When I stepped out of the cafeteria, I was faced with a gathering of dozens of kids. They stood on either side of the hallway, wait­ing for me to pass between them. At the far end was the exit, wide open and waiting, with no guard or teachers in sight.

I strode forward, and felt something soft and wet hit my shoulder. A rotten strawberry. Then something else hit my back. I looked down to see a moldy orange on the floor.

In an instant, it became a storm. I was pelted from all angles by rotten fruit, rancid meat, and containers of sour milk that ex­ploded on me like water balloons. Someone hurled a rotten melon, which burst painfully upon my chest―but I weathered this storm, walking forward, holding my head high against the gauntlet of grunge, until I finally reached the end of the hall, where their chief conspirator stood between me and the door.

"You've never been one of us," said Marisol. "You'll never be one of us ... and you don't belong here."

She held in her hand an onion, spotted green from mildew, soft, slimy, and dripping. She hefted it in her hand, ready to hurl it at my face, but then she said, "You know what?

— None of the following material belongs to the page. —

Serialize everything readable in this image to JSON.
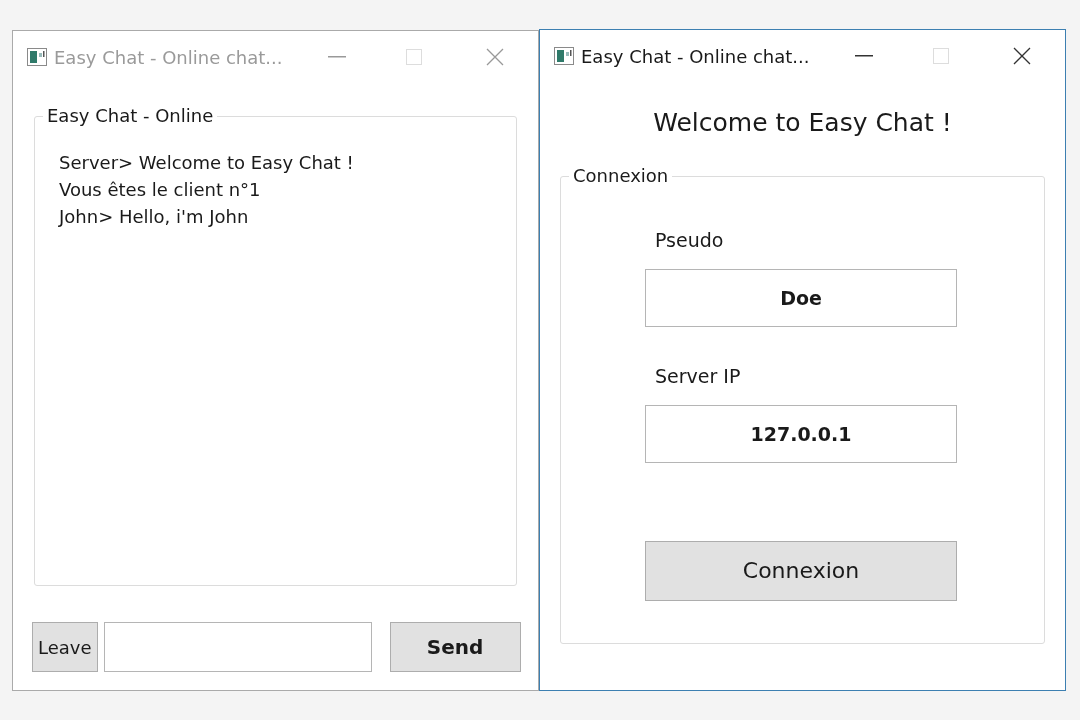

I'm not gonna waste this on you." And then she lifted the onion to her mouth and took a big, healthy bite.

To this day, I can still smell that putrid onion on her breath when she said, "Get out."

23

The ugly places

Harmony had been right. Aaron had been right. There was no place for me in the outside world, and there were worse things than being ugly. I should have known what would happen when I left, but I was too headstrong to realize the truth. I doubted Flock's Rest would ever return to the way it had been. Everyone there was cursed to the kind of ugliness that shattered mirrors.

The true curse was not with them, however. I was the one cursed. I was a thief of beauty, and the only place I could ever live in peace was De León. The ghetto for those too beautiful for this world.

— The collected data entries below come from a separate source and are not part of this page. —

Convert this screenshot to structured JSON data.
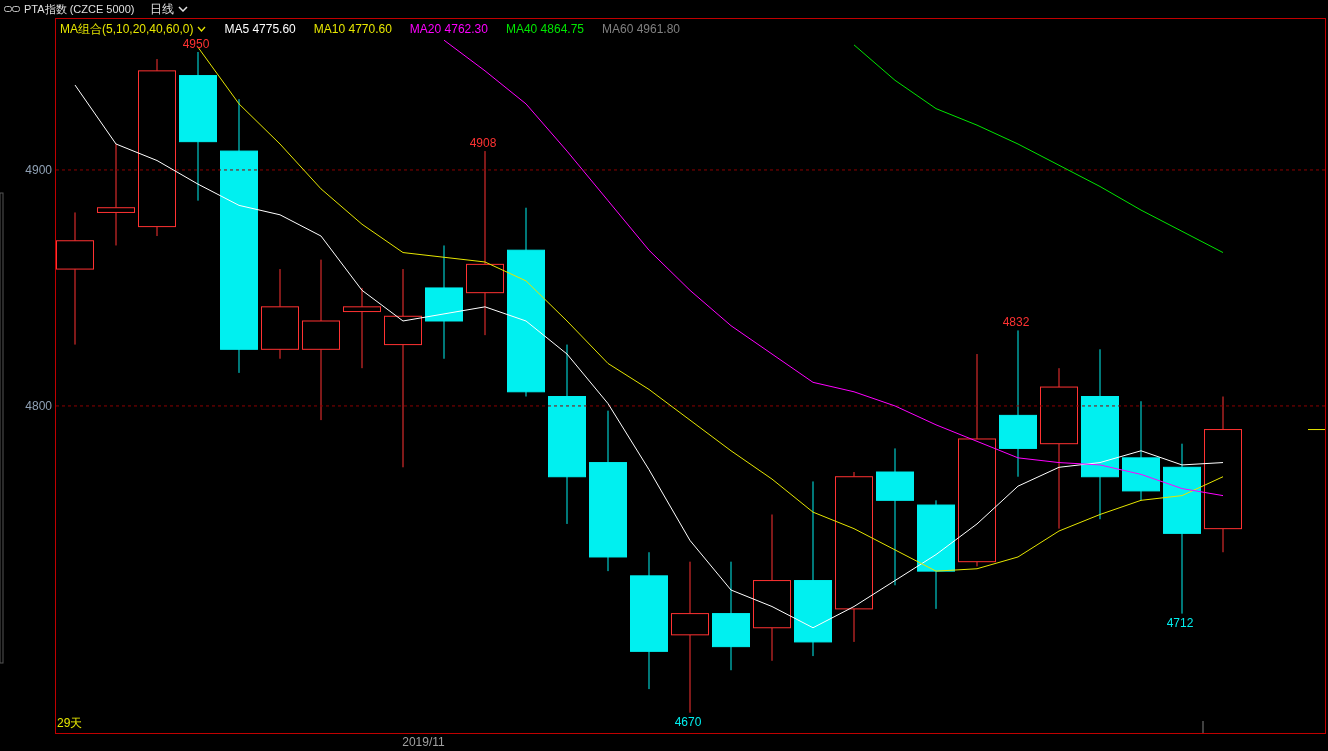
{
  "header": {
    "title": "PTA指数 (CZCE 5000)",
    "period": "日线"
  },
  "legend": {
    "group_label": "MA组合(5,10,20,40,60,0)"
  },
  "chart_data": {
    "type": "line",
    "ylim": [
      4661.4,
      4964.4
    ],
    "yticks": [
      {
        "value": 4800,
        "label": "4800"
      },
      {
        "value": 4900,
        "label": "4900"
      }
    ],
    "series": [
      {
        "name": "MA5 4775.60",
        "color": "#ffffff",
        "values": [
          4936,
          4911,
          4904,
          4894,
          4885,
          4881,
          4872,
          4849,
          4836,
          4839,
          4842,
          4836,
          4822,
          4801,
          4773,
          4743,
          4722,
          4715,
          4706,
          4715,
          4726,
          4737,
          4750,
          4766,
          4774,
          4776,
          4781,
          4775,
          4776
        ]
      },
      {
        "name": "MA10 4770.60",
        "color": "#e6e600",
        "values": [
          null,
          null,
          null,
          4952,
          4928,
          4911,
          4892,
          4877,
          4865,
          4863,
          4861,
          4853,
          4836,
          4818,
          4807,
          4794,
          4781,
          4769,
          4755,
          4748,
          4739,
          4730,
          4731,
          4736,
          4747,
          4754,
          4760,
          4762,
          4770
        ]
      },
      {
        "name": "MA20 4762.30",
        "color": "#ff00ff",
        "values": [
          null,
          null,
          null,
          null,
          null,
          null,
          null,
          null,
          null,
          4955,
          4942,
          4928,
          4908,
          4887,
          4866,
          4849,
          4834,
          4822,
          4810,
          4806,
          4800,
          4792,
          4785,
          4778,
          4776,
          4775,
          4771,
          4765,
          4762
        ]
      },
      {
        "name": "MA40 4864.75",
        "color": "#00e600",
        "values": [
          null,
          null,
          null,
          null,
          null,
          null,
          null,
          null,
          null,
          null,
          null,
          null,
          null,
          null,
          null,
          null,
          null,
          null,
          null,
          4953,
          4938,
          4926,
          4919,
          4911,
          4902,
          4893,
          4883,
          4874,
          4865
        ]
      },
      {
        "name": "MA60 4961.80",
        "color": "#808080",
        "values": [
          null,
          null,
          null,
          null,
          null,
          null,
          null,
          null,
          null,
          null,
          null,
          null,
          null,
          null,
          null,
          null,
          null,
          null,
          null,
          null,
          null,
          null,
          null,
          null,
          null,
          null,
          null,
          null,
          null
        ]
      }
    ],
    "annotations": [
      "4950",
      "4908",
      "4832",
      "4670",
      "4712",
      "2019/11"
    ]
  },
  "day_count": "29天"
}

For weeks, I had blocked out my thoughts of De León. I had chosen not to think about anything or anyone there, but now those thoughts and feelings came flooding back. I missed everyone―but most of all I missed Aaron. After all he had done for me, I had chosen to abandon him. That was as cruel as what I had done to Marshall. He didn't deserve that! I didn't know if he'd ever forgive me, but I knew once I'd made it back, I'd have an eternity to make it up to him.

I didn't feel the pull this time, as I had when I'd first left town, but I knew where to go. I walked, my feet aching in my shoes. By dusk, the wind had shifted and the smell of corpse flower faded. I walked until my feet were blistered. I didn't get offered any rides. I didn't look in the windows of any passing cars, for fear of the face I might see. I took a heavy coat from the coatrack in a roadside diner once night fell, and kept on walking well past midnight. I al­lowed myself only a few hours to sleep in the shelter of a sad, aban­doned barn that looked even older and more abandoned at dawn.

Just like Harmony, I was now wiser than when I left. Just like Harmony, I had gained that wisdom the hard way. Abuelo had ac­cepted her back, hadn't he? He would accept me back as well; I had to believe it, because it was the only thing that kept me going.

A few hours later, I finally found what I was looking for. The fading billboard with my mother's Cadillac and her smiling face, from the days when she and Dad were happy, and their lives were full of hope.

DEFIDO MOTORS, WHERE FINS STAND FOR STATUS.

My mere presence made the faint image fade into nothing­ness. Gray peeling paint against gray warping wood.

The path behind the billboard was overgrown, but it was still there. I took that path, climbing the foothills until those hills got steeper and turned into mountains. They weren't the kind of mountains you need heavy equipment to climb, but they were steep enough to make the process slow and exhausting. I was at the end of my endurance, but it wasn't muscles that drove me now. It was the knowledge that soon I'd be among the beautiful people of De León. Soon I would be home.